Through her many years of experience, she recognized that one of the problems in cancer care was that primary health care providers aren’t really able to motivate ladies for early detection or detect cancer at an early stage and give appropriate advice regarding treatment.
" As luck would have it, she was approached by Dr.Sujha Subramanian from RTI International, an independent nonprofit research institute based in North Carolina, USA; dedicated to improving the human condition. In an effort to fix the broken system, both of them took the initiative to create M-OncoEd, a mobile app for educating health providers about the common cancers, with the help of authorities in the field like Dr.Rengaswamy Sankaranarayanan, former Chief of Screening at IARC, WHO and Dr.Paul Augustine, Head of Surgical Oncology at Regional cancer Centre,Thiruvananthapuram. Dr.Anoop Lal Director Zovoz Technologies was instrumental in developing the mobile app .The National Institute of Health(NIH), USA, allocated a grant to Snehita Women’s Health Foundation to make and implement the M-OncoEd app.
The app is like a capsule. The app contains all the necessary information needed for early detection and management of breast, oral cavity and cervical cancers, provided in the most convenient form with video and audio inputs. It is made available for healthcare providers as a module of less than 3 hours.

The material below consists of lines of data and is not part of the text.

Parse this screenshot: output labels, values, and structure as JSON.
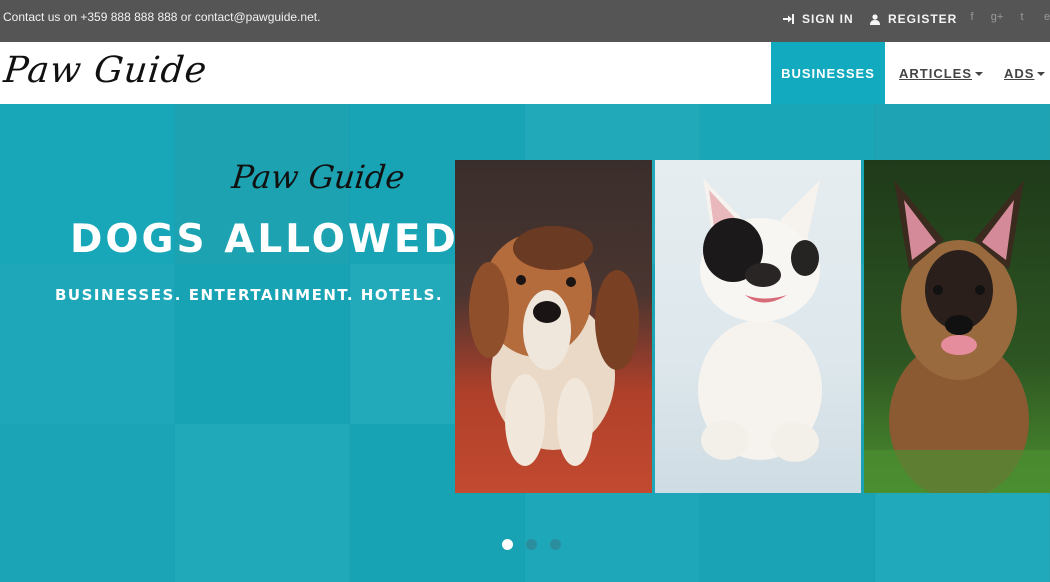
{
  "topbar": {
    "contact": "Contact us on +359 888 888 888 or contact@pawguide.net.",
    "sign_in": "SIGN IN",
    "register": "REGISTER",
    "social": [
      "f",
      "g+",
      "t",
      "e"
    ]
  },
  "header": {
    "logo": "Paw Guide",
    "nav": {
      "businesses": "BUSINESSES",
      "articles": "ARTICLES",
      "ads": "ADS"
    }
  },
  "hero": {
    "script": "Paw Guide",
    "title": "DOGS ALLOWED",
    "subtitle": "BUSINESSES. ENTERTAINMENT. HOTELS.",
    "slides_total": 3,
    "active_slide": 1
  },
  "colors": {
    "accent": "#12aabf",
    "topbar": "#555555",
    "hero_bg": "#17b1c2"
  }
}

"Sujha Subramanian wanted to create a mobile health platform," explains Regi. She continues, "The idea is to introduce primary health care givers to the proper process beginning from the exact way a patient needs to be undressed to the crux of the examination process itself. Mobile health was considered so that everyone would know about it and could learn in a convenient way with the help of logical applications and the correct methods involved ". According to guidelines, women 30 years or older, should have clinical breast examination at least once a year. And if she has any increased risk, she may have to visit the doctor every 4-6 months.
The team understood that most hospitals do not have doctors who are properly trained in Clinical Breast Examination. "The problem with health professionals not being trained is that symptoms would already need to be extremely evident and at a crucial stage, before they could detect an abnormality. Doctors should be able to detect the cancer before the symptoms are extremely evident. This is why we need proper training if we are to detect cancers at an early and curable stage."
Doctors who enroll in the mobile health programme receive a certificate like with any course. As a pilot programme, around 4000 doctors have been offered the app. The training modality has been designed in such a way that it can always be subject to change according to updated guidelines. Basically, the app offers innovative training that circumvents the need for face-to-face training.